Under the hood, `lang` creates temporary copies of your package, replaces the
scripts in the 'R' folder with your translations, and then runs the
`roxygen2::roxygenize()` function. This ensures that the Rd creation is as
close as possible as if you were running `devtools::document()` during your
package development.
For this package, making that function call creates this console output:
```r
> process_roxygen()
ℹ Creating Rd files from man-lang/es (Spanish)
- ./inst/man-lang/es/help.Rd
- ./inst/man-lang/es/lang_help.Rd
- ./inst/man-lang/es/process_roxygen.Rd
- ./inst/man-lang/es/reexports.Rd
- ./inst/man-lang/es/to_iso639.Rd
- ./inst/man-lang/es/translate_roxygen.Rd
```
As an additional aid, `lang` will compare the Roxygen documentation in your
current **'R/'** folder, with the copy of the documentation made at the time
of translation.
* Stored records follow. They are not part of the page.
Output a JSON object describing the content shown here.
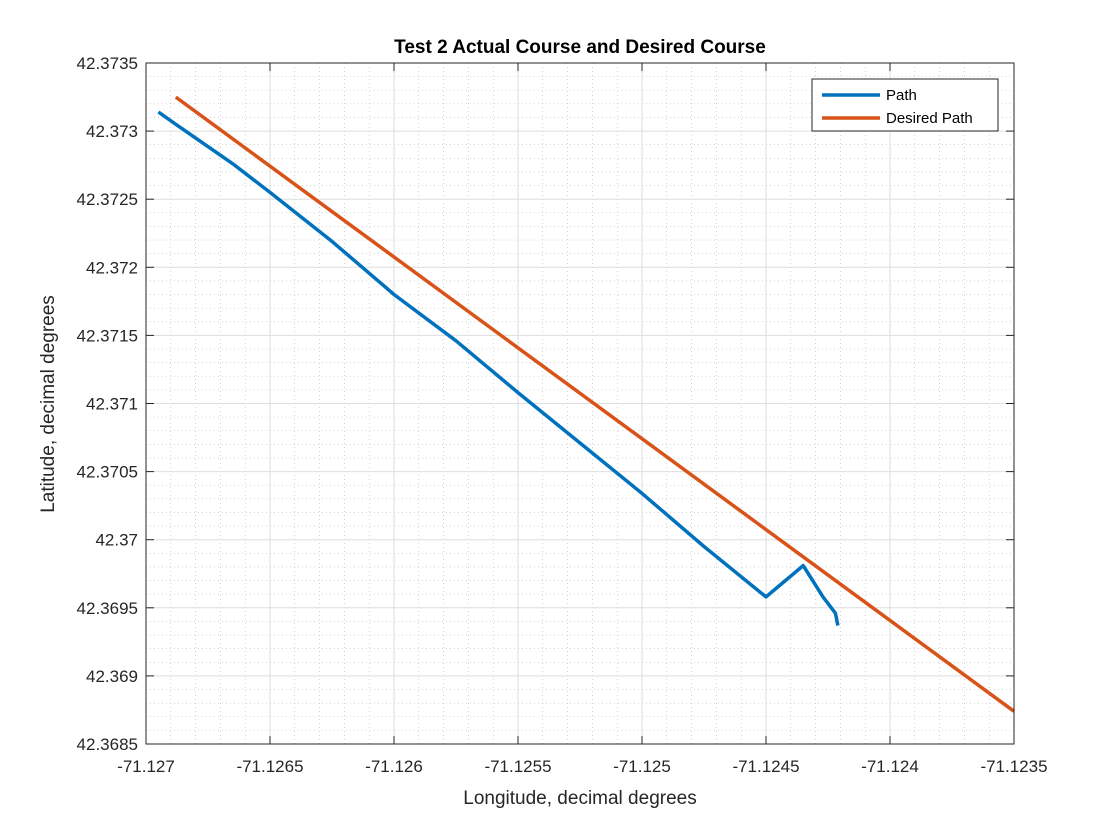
{
  "chart_data": {
    "type": "line",
    "title": "Test 2 Actual Course and Desired Course",
    "xlabel": "Longitude, decimal degrees",
    "ylabel": "Latitude, decimal degrees",
    "xlim": [
      -71.127,
      -71.1235
    ],
    "ylim": [
      42.3685,
      42.3735
    ],
    "xticks": [
      -71.127,
      -71.1265,
      -71.126,
      -71.1255,
      -71.125,
      -71.1245,
      -71.124,
      -71.1235
    ],
    "xtick_labels": [
      "-71.127",
      "-71.1265",
      "-71.126",
      "-71.1255",
      "-71.125",
      "-71.1245",
      "-71.124",
      "-71.1235"
    ],
    "yticks": [
      42.3685,
      42.369,
      42.3695,
      42.37,
      42.3705,
      42.371,
      42.3715,
      42.372,
      42.3725,
      42.373,
      42.3735
    ],
    "ytick_labels": [
      "42.3685",
      "42.369",
      "42.3695",
      "42.37",
      "42.3705",
      "42.371",
      "42.3715",
      "42.372",
      "42.3725",
      "42.373",
      "42.3735"
    ],
    "grid": true,
    "minor_grid": true,
    "legend": "top-right",
    "series": [
      {
        "name": "Path",
        "color": "#0072BD",
        "x": [
          -71.12695,
          -71.12688,
          -71.12665,
          -71.1265,
          -71.12625,
          -71.126,
          -71.12575,
          -71.1255,
          -71.12525,
          -71.125,
          -71.12475,
          -71.1245,
          -71.12435,
          -71.12427,
          -71.12422,
          -71.12421
        ],
        "y": [
          42.37314,
          42.37305,
          42.37276,
          42.37255,
          42.37219,
          42.3718,
          42.37146,
          42.37108,
          42.37071,
          42.37034,
          42.36995,
          42.36958,
          42.36981,
          42.36958,
          42.36946,
          42.36937
        ]
      },
      {
        "name": "Desired Path",
        "color": "#D95319",
        "x": [
          -71.12688,
          -71.1235
        ],
        "y": [
          42.37325,
          42.36874
        ]
      }
    ]
  }
}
If there are differences, `lang` will show you a warning
indicating that a given translation may be out of date:
```r
> process_roxygen()
! The following R documentation has changed, translation may need to be revised:
|- R/translate-roxygen.R -x-> man-lang/es/translate-roxygen.R
ℹ Creating Rd files from man-lang/es (Spanish)
- ./inst/man-lang/es/help.Rd
- ./inst/man-lang/es/lang_help.Rd
- ./inst/man-lang/es/process_roxygen.Rd
- ./inst/man-lang/es/reexports.Rd
- ./inst/man-lang/es/to_iso639.Rd
- ./inst/man-lang/es/translate_roxygen.Rd
```
### Using your package's translations
The end-user can easily access your translations by making sure that `lang`
is loaded to their R session:
```r
library(lang)
Sys.setenv(LANGUAGE = "spanish")
?lang_help
```
`lang` always looks first in the **'inst/man-lan'** folder of your package
to see if there is a folder matching the end-user's language. If it does not
find one, it will then trigger a live translation of the function. This would be
the case if the user expect a French translation, but you only included a
Spanish one.
Instead of having the user wait for the LLM to complete the translation, if
`lang` finds a matching translation in your package, the help page will appear
almost instantly.
Under the hood, `lang` will use the value of your environment variables to
determine which sub-folder to check. If the value of `LANG` is a full locale
value (`en_US.UTF8`), then it will check in the folder matching the variables
first two characters exist. If the value is not a locale, `lang` will attempt to
translate the value into an ISO 639 code. This package contains a small
conversion table to do its best to infer the language you are using, and thus
to know which sub-folder to look for.